After a few years in San Francisco, Grayson happened onto John J. Audubon’s classic illustrated tome, Birds of America. While impressed with Audubon’s watercolors of Eastern species, Grayson couldn’t help but realize the book did not contain any Western American birds. It was then that he realized his true calling.
Butte County native and the Chico Museum’s current curator Paul Russell didn’t have to undergo quite as much as Grayson did to realize his artistic ambitions. He says he always knew he wanted to work in a museum. Having attended school in the Oroville area, after graduating Russell enrolled at Chico State University.
"[The university] didn’t really have any degrees in museum curating,” Russell points out. Bespectacled, bearded, wearing his hair in a ponytail, the 30-something curator explains how he ended up at Chico Museum. Unable to study what he wished, Russell bided his time earning a bachelor’s degree in art, in lithography—printmaking with sections of stone. However, when he eventually enrolled to work on a master’s degree, it was as an anthropology student. Russell discovered that there were anthropology classes offered at Chico State that taught such things as museum display.
“I actually became the curator for the Museum of Anthropology,” Russell says. “From ‘92 to ‘96, something like that.” When he learned that the curator position was opening at the Chico Museum, Russell applied. And was surprised when he got the job—he hadn’t exactly completed his master’s degree!
Such traveling exhibits as the Grayson show are discovered by Russell through the museum’s membership with the California Exhibition Resource Alliance (CERA). From time to time, the statewide organization sends out information regarding these touring shows to the 10 to 15 small museums that make up its membership.
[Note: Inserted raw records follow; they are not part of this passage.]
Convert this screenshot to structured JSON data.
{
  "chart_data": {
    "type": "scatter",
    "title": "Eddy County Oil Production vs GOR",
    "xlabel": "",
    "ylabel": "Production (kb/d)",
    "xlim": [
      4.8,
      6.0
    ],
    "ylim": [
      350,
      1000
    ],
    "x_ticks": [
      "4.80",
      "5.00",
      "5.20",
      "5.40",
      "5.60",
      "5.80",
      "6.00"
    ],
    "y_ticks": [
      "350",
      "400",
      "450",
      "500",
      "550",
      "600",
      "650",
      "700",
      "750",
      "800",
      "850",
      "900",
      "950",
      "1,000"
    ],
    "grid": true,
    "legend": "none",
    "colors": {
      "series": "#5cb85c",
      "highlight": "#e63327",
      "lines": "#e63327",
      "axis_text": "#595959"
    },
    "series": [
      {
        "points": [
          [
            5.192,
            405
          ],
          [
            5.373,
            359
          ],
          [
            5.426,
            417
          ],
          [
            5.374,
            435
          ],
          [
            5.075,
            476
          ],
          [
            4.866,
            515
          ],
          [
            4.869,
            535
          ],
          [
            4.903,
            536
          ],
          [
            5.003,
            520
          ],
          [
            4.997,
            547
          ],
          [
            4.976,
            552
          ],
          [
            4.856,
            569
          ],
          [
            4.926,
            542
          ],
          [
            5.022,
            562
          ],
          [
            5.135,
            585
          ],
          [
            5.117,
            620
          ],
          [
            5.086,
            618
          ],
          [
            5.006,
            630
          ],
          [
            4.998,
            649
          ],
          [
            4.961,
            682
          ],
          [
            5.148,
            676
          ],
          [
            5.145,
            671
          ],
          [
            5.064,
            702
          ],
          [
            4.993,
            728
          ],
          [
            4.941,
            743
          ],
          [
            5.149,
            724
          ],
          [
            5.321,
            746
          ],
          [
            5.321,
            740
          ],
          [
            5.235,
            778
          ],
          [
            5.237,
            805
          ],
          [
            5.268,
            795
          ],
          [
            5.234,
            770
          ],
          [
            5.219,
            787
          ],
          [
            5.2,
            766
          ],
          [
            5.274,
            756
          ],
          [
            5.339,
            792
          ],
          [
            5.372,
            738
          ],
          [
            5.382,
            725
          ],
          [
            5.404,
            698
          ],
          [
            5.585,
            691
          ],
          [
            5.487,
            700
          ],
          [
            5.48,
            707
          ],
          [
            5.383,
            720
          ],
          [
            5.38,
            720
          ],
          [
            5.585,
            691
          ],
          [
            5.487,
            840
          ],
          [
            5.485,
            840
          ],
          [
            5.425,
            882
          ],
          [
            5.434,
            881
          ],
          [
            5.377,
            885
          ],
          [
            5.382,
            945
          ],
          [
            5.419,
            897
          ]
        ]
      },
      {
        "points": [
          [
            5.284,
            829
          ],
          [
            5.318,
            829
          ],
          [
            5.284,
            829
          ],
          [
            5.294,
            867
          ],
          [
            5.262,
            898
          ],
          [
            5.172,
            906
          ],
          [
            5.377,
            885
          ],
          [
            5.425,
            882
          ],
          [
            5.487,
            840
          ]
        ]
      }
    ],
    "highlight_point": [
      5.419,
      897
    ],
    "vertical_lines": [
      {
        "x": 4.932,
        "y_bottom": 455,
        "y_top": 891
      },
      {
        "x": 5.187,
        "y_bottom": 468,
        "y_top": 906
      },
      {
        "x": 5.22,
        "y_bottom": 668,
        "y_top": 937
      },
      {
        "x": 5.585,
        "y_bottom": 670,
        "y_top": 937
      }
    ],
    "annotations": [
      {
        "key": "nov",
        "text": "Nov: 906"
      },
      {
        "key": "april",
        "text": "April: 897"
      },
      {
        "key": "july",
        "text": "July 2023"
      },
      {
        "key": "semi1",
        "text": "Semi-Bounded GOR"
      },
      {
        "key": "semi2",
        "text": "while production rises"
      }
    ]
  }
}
What attracted Russell to this particular show was the fact that it possessed an outdoor theme compatible with this area, featured many birds known to the region, and presented the opportunity to exhibit some of the late Janet Turner’s fine bird portraits, as well as prints by Paul Feldhaus and other locally created bird-related artwork, in addition to displaying Grayson’s own work.
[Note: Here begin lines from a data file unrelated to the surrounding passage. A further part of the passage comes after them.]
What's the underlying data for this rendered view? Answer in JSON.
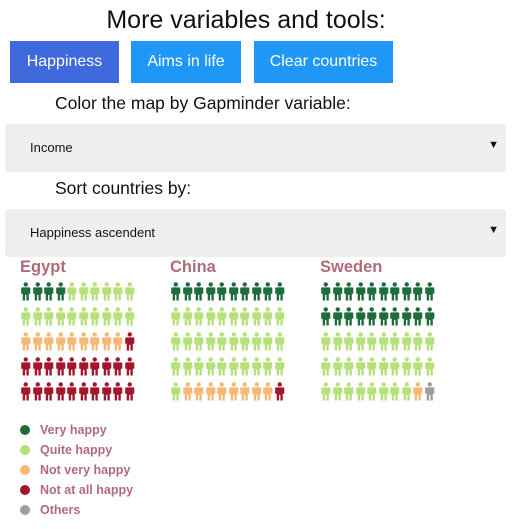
{
  "title": "More variables and tools:",
  "buttons": [
    {
      "label": "Happiness"
    },
    {
      "label": "Aims in life"
    },
    {
      "label": "Clear countries"
    }
  ],
  "color_label": "Color the map by Gapminder variable:",
  "color_select": {
    "value": "Income"
  },
  "sort_label": "Sort countries by:",
  "sort_select": {
    "value": "Happiness ascendent"
  },
  "colors": {
    "very_happy": "#1e6b3c",
    "quite_happy": "#b5e07a",
    "not_very_happy": "#f7b876",
    "not_at_all_happy": "#a3162e",
    "others": "#9e9e9e"
  },
  "countries": [
    {
      "name": "Egypt",
      "counts": {
        "very_happy": 4,
        "quite_happy": 16,
        "not_very_happy": 9,
        "not_at_all_happy": 21,
        "others": 0
      }
    },
    {
      "name": "China",
      "counts": {
        "very_happy": 10,
        "quite_happy": 31,
        "not_very_happy": 8,
        "not_at_all_happy": 1,
        "others": 0
      }
    },
    {
      "name": "Sweden",
      "counts": {
        "very_happy": 20,
        "quite_happy": 28,
        "not_very_happy": 1,
        "not_at_all_happy": 0,
        "others": 1
      }
    }
  ],
  "legend": [
    {
      "label": "Very happy",
      "color": "#1e6b3c"
    },
    {
      "label": "Quite happy",
      "color": "#b5e07a"
    },
    {
      "label": "Not very happy",
      "color": "#f7b876"
    },
    {
      "label": "Not at all happy",
      "color": "#a3162e"
    },
    {
      "label": "Others",
      "color": "#9e9e9e"
    }
  ]
}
“This is basically a smaller version of a larger show of Grayson’s work from the Napa Valley Museum,” Russell explains. “We looked at it and said, ‘Yeah!'” For the Chico show, Russell obtained an interactive CD-ROM courtesy of the National Audubon Society featuring bird photographs and samples of their respective calls that viewers can summon up with a mere touch of their fingertips.
The Chico Museum exhibition of Audubon of the West: Andrew Jackson Grayson will remain on display through Friday, Feb. 7, before moving on to the city of Ontario, in Southern California.